Il 9 ottobre, la prima volta dopo il lockdown, i ragazzi di Fridays for Future sono tornati nelle piazze di oltre 100 città italiane. “Nonostante la pandemia ci abbia mostrato i danni dell’attuale sistema economico e il potenziale devastante della crisi climatica, le persone al potere continuano a ignorarla o negarla“. Queste le parole di apertura dell’invito allo Sciopero per il Clima di Fridays for Future a cui hanno risposto non solo i giovani delle scuole secondarie superiori, ma anche diverse associazioni come Legambiente, il WWF, la Comunità di Sant’Egidio, Exctinction Rebellion. Piazze eterogenee unite dall’urgenza di scuotere i governi affinché riducano le emissioni di CO2 e anche piazze virtuali dove lanciare campagne per il futuro del pianeta e per uscire dall’attuale crisi.

Il movimento è nato nell’agosto 2018 ad opera della quindicenne svedese Greta Thunberg. Il 9 settembre 2018 si sarebbero tenute le elezioni legislative in Svezia, così Greta ha deciso che ogni venerdì si sarebbe seduta di fronte al Parlamento per chiedere ai politici svedesi di ridurre le emissioni di anidride carbonica, così come previsto dagli accordi di Parigi. Ben presto altri studenti si sono uniti alla sua causa.

Con l’hashtag #FridaysforFuture è nato il movimento che coinvolge più di tredici milioni di giovani di 7.500 città e di tutti i continenti. Giovani che ogni venerdì hanno scioperato davanti ai Parlamenti delle proprie nazioni o ai Comuni delle proprie città per chiedere un’azione politica contro i cambiamenti climatici: l’uscita dal fossile nel 2050 e in Italia nel 2030. Le zero emissioni di CO2 permetterebbero di restare entro i +1,5 gradi di aumento medio globale della temperatura. Questo obiettivo dovrà essere perseguito da tutti i Paesi a livello mondiale, attraverso la valorizzazione della conoscenza scientifica e l’azione politica.

La proposta di Fridays for Future Italia: il Piano per la ripresa

L’Italia è stato uno dei primi paesi ad aderire a Fridays for Future. La prima manifestazione risale a dicembre 2018 e da allora, tutti i venerdì, i ragazzi si sono ritrovati nelle piazze di molte città italiane. Con il lockdown il movimento non ha smesso la propria attività e il 17 aprile ha lanciato la campagna, su più livelli, Ritorno al Futuro.
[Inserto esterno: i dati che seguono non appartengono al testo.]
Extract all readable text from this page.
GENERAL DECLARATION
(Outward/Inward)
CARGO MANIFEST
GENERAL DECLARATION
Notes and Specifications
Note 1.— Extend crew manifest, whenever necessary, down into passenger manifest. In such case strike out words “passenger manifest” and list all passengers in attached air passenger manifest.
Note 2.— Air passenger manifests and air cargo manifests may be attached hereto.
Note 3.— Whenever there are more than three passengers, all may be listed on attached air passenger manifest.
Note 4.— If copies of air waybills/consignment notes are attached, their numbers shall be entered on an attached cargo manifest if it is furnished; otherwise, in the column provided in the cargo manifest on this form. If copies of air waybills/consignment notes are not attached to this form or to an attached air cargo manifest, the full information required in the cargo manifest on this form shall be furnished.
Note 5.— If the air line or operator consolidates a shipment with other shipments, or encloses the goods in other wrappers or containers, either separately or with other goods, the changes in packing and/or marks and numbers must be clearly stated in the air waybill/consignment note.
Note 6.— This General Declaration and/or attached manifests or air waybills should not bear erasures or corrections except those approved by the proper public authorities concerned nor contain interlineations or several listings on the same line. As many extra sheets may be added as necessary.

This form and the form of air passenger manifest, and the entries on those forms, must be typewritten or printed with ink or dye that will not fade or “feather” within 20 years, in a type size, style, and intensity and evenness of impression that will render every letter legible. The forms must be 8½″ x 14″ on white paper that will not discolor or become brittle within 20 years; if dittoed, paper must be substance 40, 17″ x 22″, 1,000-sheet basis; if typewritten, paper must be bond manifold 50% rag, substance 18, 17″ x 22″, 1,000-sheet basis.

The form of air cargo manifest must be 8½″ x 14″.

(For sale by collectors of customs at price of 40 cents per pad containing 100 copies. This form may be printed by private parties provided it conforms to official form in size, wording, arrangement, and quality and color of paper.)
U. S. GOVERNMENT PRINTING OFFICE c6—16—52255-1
Molti studi sostengono che questa crisi sia connessa all’emergenza ecologica.” – si legge nella “lettera all’Italia”, presentazione di Ritorno al Futuro – “La continua distruzione degli spazi naturali costringe infatti molti animali selvatici, portatori di malattie pericolose per l’uomo, a trovarsi a convivere a stretto contatto con noi. Sappiamo con certezza che questa sarà solo la prima di tante altre crisi – sanitarie, economiche o umanitarie – dovute al cambiamento climatico e ai suoi frutti avvelenati“.

L’idea di base della campagna è che l’economia è interconnessa alla natura e alla salute globale. Perciò solo attraverso una transizione ecologica si può uscire dalla crisi: “Due crisi, una soluzione!”. Il progetto prevede un Piano per la ripresa, scritto in collaborazione con oltre 50 scienziati ed esperti, e si articola in sette punti chiave:

1 – rilanciare l’economia investendo nella riconversione ecologica;

2 – riaffermare il ruolo pubblico dell’economia;

3 – realizzare la giustizia climatica e sociale;

4 – ripensare il sistema agroalimentare verso un’agricoltura che sia più sostenibile;

5 – tutelare la salute, il territorio e la comunità;

6 – promuovere la democrazia, l’istruzione e la ricerca;

7 – costruire l’Europa della riconversione e dei popoli.

Il 20 giugno il movimento ha presentato la campagna Ritorno al Futuro agli Stati Generali dell’Economia tenutasi a Villa Pamphili a Roma per chiedere al Governo di adottare i consigli contenuti nel Piano per la ripresa.

La campagna prevede, inoltre, una petizione per chiedere alla Commissione europea di rafforzare l’azione sull’emergenza climatica.